Опубликовано в журнале Дружба Народов, номер 12, 2018
Гуськов Герман Александрович — заместитель начальника Управления федеральной государственной службы Президента России, ныне пенсионер. В «Дружбе народов» публикуется впервые.
Матюшенко, Матюшенки… С детских лет на слуху эта фамилия.
«Завтра мы приглашены к Матюшенкам», — бывало, напоминала нам матушка. Глава этого семейства Яков Антонович служил паровозным машинистом на Московско-Курской железной дороге, а жена его Евдокия Григорьевна — бабушка Дуня — приходилась тетей моему отцу. Проживали мы тогда в подмосковном Люблине, а Матюшенки — в Китаевке, как назывался в быту Китаевский поселок, примыкавший к городу.
Мы с братом Олегом дождаться не могли, когда наступит завтра. Визиты к Матюшенкам всякий раз бывали для нас волшебным приключением. В доме все держалось на бабушке Дуне. Она всегда приветливо встречала нас, угощая чаем и непременно вкусной домашней выпечкой. Чай же, помню, разливался из самовара. Для нас с Олегом это была экзотика.
Военную осень 1941 года Евдокия Григорьевна не пережила. Помню ее похороны. Написал «помню», а что за воспоминания-то? Отдельные мгновения. Мне было тогда шесть лет. Я спиной вперед сижу в санях, запряженных гнедой лошадкой. Левая моя рука лежит на крышке гроба. Видимо, обнимает домовину, а возможно, старается согреть бабушку. Уже установилась суровая зима, мороз был жуткий.

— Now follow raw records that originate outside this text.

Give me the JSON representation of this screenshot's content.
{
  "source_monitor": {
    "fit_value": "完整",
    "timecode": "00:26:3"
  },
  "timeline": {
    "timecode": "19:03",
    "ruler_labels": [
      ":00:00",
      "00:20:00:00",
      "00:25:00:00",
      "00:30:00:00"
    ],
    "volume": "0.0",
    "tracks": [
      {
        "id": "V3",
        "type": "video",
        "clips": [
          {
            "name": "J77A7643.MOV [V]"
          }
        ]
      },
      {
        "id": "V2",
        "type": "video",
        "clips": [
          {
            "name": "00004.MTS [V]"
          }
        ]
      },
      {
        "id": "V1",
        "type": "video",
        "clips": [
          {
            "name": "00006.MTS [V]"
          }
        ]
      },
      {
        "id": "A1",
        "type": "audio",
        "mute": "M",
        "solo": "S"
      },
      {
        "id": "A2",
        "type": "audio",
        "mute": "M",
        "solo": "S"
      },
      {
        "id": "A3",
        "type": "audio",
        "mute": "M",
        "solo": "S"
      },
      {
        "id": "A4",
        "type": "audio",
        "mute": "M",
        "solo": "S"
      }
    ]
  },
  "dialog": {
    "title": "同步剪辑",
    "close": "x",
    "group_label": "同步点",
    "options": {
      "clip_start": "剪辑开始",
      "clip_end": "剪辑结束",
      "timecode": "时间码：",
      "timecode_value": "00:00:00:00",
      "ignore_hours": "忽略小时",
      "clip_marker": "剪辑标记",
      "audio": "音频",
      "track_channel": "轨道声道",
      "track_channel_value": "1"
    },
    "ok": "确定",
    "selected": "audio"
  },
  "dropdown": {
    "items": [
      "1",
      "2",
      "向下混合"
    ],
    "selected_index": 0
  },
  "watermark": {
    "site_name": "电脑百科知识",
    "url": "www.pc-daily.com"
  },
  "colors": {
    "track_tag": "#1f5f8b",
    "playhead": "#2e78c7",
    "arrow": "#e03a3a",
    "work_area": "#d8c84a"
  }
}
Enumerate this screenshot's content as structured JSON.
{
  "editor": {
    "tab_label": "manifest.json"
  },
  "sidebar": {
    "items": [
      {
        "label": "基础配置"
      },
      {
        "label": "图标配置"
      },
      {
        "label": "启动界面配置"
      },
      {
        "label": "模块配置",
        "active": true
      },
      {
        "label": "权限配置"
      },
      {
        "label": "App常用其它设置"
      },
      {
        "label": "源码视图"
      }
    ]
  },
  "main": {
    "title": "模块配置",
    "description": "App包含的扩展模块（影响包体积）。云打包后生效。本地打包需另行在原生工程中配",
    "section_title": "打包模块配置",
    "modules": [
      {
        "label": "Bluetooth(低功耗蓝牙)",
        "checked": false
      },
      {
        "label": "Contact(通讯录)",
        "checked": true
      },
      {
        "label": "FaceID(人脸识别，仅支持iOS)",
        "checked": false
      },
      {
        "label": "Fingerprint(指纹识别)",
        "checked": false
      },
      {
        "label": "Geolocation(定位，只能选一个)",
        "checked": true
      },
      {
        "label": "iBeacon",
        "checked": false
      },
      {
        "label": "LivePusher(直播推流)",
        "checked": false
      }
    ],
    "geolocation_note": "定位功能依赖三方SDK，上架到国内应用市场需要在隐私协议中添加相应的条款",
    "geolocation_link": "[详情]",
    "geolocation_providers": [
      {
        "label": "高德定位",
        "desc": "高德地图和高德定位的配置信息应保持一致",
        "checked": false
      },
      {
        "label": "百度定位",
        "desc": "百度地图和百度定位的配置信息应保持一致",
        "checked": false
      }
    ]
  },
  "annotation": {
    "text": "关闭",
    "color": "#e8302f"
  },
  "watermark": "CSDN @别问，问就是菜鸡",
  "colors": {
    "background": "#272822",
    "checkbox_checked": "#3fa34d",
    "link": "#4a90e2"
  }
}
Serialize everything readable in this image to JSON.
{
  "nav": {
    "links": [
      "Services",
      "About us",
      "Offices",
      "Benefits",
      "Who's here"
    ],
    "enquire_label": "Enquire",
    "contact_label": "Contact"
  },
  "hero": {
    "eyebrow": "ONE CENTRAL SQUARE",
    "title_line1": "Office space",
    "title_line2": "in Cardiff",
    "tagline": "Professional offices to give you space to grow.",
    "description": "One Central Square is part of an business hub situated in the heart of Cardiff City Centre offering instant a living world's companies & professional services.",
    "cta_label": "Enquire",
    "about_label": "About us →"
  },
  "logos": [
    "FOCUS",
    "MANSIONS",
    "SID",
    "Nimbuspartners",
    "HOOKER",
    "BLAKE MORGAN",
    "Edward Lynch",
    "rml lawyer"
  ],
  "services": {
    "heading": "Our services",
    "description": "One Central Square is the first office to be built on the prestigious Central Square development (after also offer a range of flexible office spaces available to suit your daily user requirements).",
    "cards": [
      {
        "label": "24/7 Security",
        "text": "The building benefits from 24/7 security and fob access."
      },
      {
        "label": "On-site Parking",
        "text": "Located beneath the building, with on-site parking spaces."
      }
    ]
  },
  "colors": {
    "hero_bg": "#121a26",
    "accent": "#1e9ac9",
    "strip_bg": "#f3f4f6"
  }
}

Следом за санями — немногочисленные плачущие родственники…
Сама же бабушка Дуня никогда прилюдно не горевала, и никто никогда не видел ее слез. Скорбела, уединившись. А ведь было от чего и о чем… В 1933 году ее старший сын Павел в одночасье был арестован.
Его биография на тот момент была краткой. Родился в 1902 году. В семье еще два сына и дочь. Он старший. Надежда родителей на старшего всегда велика. По окончании школы второй ступени Павел в семнадцать лет — ученик слесаря. В восемнадцать, сдав экзамен, работает на паровозе помощником машиниста. Это влияние отца. Кстати, младшие его братья Федор и Николай тоже служили на паровозах помощниками машиниста, а Федор Яковлевич, как и отец, стал машинистом. В 1923 году Павел, пройдя конкурсное испытание, поступает на рабфак, продолжая работать на паровозе. С 1925 по 1930 год учится в Московском высшем техническом училище, опять-таки не оставляя работы. После успешного окончания МВТУ он — инженер, старший инженер проектного отдела на заводе «Серп и молот» в Москве. На это судьба отмерила ему всего два года. А затем — арест по обвинению в принадлежности к контрреволюционной троцкистской группе.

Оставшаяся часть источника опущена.